Em 1993 os tribunais canadianos haviam decidido ilegalizar a morte medicamente assistida, mesmo para doentes terminais. A decisão surgiu após uma paciente que sofria de esclerose lateral amiotrófica, Sue Rodriguez, ter pedido o direito ao suicídio assistido, tendo sido marginalmente negado em votação no tribunal. No entanto, a luta pelo direito à morte medicamente assistida continuou, e mais recentemente outras duas pacientes com doenças terminais, Kathleen Carter e Gloria Taylor, voltaram a levar o tema a tribunal. Esta sexta-feira o Supremo Tribunal canadiano decidiu, de forma unânime, que os cidadãos desse país têm o direito a requerer esta prática. Todavia, a jurisdição estará ainda suspensa por cerca de 12 meses, de modo que a que as instituições e leis relevantes possam ser adaptadas a esta nova realidade.

A lógica por detrás da decisão, para lá dos constantes apelos, relaciona-se também com a noção de que não apenas os indivíduos que requerem a morte medicamente assistida estarão, portanto, a sofrer de uma condição médica irreversível e causadora de grande sofrimento, mas que estarão, igualmente, em perfeitas condições mentais para tomarem essa mesma decisão.

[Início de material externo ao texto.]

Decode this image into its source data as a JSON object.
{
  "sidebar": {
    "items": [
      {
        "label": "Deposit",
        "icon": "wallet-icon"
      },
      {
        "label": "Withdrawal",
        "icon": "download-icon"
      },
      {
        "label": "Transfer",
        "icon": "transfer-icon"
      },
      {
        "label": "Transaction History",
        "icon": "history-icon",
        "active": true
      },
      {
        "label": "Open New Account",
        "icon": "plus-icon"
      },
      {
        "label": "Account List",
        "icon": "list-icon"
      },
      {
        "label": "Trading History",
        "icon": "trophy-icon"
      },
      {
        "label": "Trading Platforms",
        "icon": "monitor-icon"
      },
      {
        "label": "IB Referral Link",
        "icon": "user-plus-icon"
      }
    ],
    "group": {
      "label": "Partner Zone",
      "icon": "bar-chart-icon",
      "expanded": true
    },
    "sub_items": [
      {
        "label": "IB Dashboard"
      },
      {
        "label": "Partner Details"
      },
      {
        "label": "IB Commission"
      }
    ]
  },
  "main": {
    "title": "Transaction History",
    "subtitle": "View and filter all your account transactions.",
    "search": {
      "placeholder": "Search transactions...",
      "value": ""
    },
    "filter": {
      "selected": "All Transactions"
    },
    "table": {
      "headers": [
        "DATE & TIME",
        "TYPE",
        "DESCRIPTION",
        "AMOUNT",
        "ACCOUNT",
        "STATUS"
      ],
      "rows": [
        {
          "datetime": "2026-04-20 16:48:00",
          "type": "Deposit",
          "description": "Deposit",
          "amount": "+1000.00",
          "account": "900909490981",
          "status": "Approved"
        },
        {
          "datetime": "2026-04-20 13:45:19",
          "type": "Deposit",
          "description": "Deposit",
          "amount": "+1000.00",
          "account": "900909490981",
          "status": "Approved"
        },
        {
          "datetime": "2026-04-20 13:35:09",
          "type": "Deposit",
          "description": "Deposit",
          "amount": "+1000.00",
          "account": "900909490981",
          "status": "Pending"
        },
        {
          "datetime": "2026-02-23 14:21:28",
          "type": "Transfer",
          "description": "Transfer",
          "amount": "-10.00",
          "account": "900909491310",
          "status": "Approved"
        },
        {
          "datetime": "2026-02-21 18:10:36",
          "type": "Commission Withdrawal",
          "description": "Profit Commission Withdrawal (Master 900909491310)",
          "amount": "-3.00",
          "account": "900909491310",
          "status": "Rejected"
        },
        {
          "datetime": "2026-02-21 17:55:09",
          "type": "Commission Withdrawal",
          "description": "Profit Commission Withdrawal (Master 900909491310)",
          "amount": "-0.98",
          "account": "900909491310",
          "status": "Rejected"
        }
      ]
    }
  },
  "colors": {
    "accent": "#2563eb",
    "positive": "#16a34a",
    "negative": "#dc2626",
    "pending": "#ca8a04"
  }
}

O debate em redor da morte medicamente assistida é já longo e relativamente universal. Por um lado, o ato em si é passível de contradizer as bases do Juramento de Hipócrates feito pelos profissionais de medicina, em que os mesmos se comprometem a curar e salvar vidas, não a terminá-las. Também existe o fator tecnológico, em que os progressos da medicina podem levar a avanços nas áreas em questão, e a capacidade de manter alguém vivo pode ajudar a que eventualmente desfrute dos mesmos. No entanto, o facto é que muitos dos pacientes que requerem esta prática se encontram a sofrer de doenças degenerativas em muitos casos incuráveis, e que causam um grande sofrimento, não apenas colocando em causa a qualidade de vida dos pacientes, mas também daqueles em seu redor. Alguns pacientes perdem inclusive a a capacidade de efetuar pequenas ações do dia-a-dia, por mais triviais que pareçam. Nesta perspetiva, poder-se-ia dizer que esta seria uma prática para colocar fim ao sofrimento desnecessário, uma racionalização que tem eco em toda a história da humanidade.

Em todo o caso, diversos países europeus, nomeadamente a Bélgica, a Holanda e a Suíça, já legalizaram a morte medicamente assistida, com diversos outros países a terem leis que apoiam a mesma em certas condições. O mesmo sucede em alguns estados dos EUA. Aliás, Kathleen Carter, de 89 anos e que sofria de estenose espinal, viajou com a família para a Suíça em 2010 a fim de efetuar o suicídio assistido. Gloria Taylor, que como Sue Rodriguez, sofria de esclerose lateral amiotrófica, morreu de uma infeção relacionada com a doença em 2012. Em Portugal esta prática é geralmente penalizada e não prevista na lei como ato médico.